İkinci iyi şey de kaçak işçi çalıştırma, işyeri güvenliği, doğum izni ve yıllık izinlerin, fazla mesai denetim ve ücretlerinin kısmen - bari mevcut oldukça geri yasal çerçeveye kadar – iyileştirilmesi. Durum o kadar kötü ki aslında bunun anlamı emekçileri 19.yy. benzeri koşullardan az bir miktar çıkartma konusunda bir iki makyaj olabilir.
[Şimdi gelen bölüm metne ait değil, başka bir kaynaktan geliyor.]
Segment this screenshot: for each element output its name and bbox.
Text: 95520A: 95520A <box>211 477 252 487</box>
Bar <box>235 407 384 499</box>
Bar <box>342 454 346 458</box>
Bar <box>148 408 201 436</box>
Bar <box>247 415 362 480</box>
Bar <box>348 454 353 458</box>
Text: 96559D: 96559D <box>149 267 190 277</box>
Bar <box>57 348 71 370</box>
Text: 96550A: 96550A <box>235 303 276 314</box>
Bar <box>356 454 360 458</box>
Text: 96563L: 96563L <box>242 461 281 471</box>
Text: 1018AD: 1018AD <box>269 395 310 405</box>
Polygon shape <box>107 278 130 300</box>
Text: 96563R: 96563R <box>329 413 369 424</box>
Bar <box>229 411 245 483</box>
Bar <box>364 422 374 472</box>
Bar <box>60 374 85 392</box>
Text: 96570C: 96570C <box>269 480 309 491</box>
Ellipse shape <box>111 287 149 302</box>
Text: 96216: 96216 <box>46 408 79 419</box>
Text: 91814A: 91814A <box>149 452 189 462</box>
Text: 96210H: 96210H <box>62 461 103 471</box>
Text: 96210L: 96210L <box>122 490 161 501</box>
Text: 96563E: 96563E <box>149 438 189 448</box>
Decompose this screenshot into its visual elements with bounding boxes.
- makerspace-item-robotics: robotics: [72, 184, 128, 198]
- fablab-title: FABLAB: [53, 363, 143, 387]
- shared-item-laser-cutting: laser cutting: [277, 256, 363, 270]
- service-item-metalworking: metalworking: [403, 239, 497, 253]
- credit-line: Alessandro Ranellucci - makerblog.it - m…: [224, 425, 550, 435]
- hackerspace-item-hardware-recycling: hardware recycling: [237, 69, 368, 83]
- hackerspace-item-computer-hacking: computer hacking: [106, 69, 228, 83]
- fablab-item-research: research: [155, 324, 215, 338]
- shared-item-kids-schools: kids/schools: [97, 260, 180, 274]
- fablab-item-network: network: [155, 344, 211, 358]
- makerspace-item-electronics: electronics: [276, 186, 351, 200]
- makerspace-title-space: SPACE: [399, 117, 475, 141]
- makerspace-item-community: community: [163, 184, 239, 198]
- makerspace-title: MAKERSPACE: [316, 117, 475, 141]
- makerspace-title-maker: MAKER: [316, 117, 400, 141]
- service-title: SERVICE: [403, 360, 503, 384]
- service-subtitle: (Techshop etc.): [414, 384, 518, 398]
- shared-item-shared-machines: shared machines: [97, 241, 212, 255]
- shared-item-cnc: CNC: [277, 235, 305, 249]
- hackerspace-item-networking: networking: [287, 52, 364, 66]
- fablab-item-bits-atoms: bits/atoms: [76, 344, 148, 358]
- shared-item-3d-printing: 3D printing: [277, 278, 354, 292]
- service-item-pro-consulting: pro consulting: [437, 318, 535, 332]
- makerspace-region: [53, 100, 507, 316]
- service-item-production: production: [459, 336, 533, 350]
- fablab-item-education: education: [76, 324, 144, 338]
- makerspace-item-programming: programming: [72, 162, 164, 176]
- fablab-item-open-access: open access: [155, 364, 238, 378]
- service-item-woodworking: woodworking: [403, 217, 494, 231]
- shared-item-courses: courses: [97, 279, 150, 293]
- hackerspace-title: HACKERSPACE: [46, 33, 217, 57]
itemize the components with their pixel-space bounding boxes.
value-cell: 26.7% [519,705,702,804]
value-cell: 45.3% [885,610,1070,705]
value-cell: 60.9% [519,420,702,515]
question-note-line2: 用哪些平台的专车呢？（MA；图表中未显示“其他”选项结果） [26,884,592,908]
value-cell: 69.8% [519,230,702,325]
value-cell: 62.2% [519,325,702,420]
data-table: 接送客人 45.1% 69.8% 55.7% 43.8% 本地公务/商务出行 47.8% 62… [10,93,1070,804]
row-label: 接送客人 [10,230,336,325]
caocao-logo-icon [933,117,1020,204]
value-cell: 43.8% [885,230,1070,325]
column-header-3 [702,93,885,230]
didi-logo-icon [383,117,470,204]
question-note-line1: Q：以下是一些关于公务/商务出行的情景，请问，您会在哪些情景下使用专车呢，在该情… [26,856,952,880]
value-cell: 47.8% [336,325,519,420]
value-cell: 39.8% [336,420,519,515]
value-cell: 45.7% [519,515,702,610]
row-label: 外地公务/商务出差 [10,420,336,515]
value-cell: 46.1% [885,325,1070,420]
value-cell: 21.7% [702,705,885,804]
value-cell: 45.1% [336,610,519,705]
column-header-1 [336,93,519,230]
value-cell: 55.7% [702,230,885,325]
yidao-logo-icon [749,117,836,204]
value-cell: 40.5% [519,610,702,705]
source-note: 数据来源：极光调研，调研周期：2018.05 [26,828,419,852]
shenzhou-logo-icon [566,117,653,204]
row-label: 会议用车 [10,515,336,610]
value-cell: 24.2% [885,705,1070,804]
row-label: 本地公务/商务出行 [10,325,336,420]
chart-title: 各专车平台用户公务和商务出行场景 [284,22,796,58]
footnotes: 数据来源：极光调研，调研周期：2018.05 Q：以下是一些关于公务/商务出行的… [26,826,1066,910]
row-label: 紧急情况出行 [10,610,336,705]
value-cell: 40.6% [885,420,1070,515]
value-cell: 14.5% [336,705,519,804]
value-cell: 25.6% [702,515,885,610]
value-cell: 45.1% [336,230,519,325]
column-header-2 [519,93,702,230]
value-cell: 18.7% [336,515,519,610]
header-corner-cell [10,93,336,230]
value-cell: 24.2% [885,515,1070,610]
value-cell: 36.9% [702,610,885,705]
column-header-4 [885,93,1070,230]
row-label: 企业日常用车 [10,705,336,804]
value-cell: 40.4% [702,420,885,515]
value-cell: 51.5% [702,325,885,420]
Bu şekerle birlikte yutturulmaya niyetlenilecek kötü şeyleri şöyle özetliyorum:
Patronların yıllardır kafaya takmış durumda oldukları kıdem tazminatları artık kaldırılıverir. Yerine özel sigortalar, parasını verene emeklilik hakları satarlar, çoğu ücretinden ayırıp sigorta da yatırmaz.
Patronlar, ‘800 lira bile çok’ diye bağrındıkları küçük kentlerde, Kürt şehirlerinde, ücra taşra kasabalarında bir çorbaya iki çaya yürüyerek işe gelip giden işçileri “bölgesel asgari ücret” adı altında, yarı paraya işçi çalıştırma hakkına kavuşurlar…
Patronlar, hükümetlerinin körlemesine körüklediği savaştan kaçan Suriye emekçilerini kölelik koşullarında üçe beşe çalıştırma hakkına sahip olur.
Esnek çalışmanın ve taşeronlaşmanın önündeki çoğu gitmiş, azı kalmış engeller de uçurulur, memleket girişimcimizin memleketi kalkındırmasının önü açılı açılıverir!
Asgari ücretin vergi dışı bırakılması aldatmacası da nihayete erer ve orta vadede patronların ücret vergisi diye verdiği parayı cebe indirmeleri sağlanır. Devlet, vergi kaybını emekçinin tüketimine bindirir, geri alır.
Yer miyiz? Biz yemeyiz de, zaten bizim yememizi beklemiyorlar, emekçilere de yedirtmemeliyiz.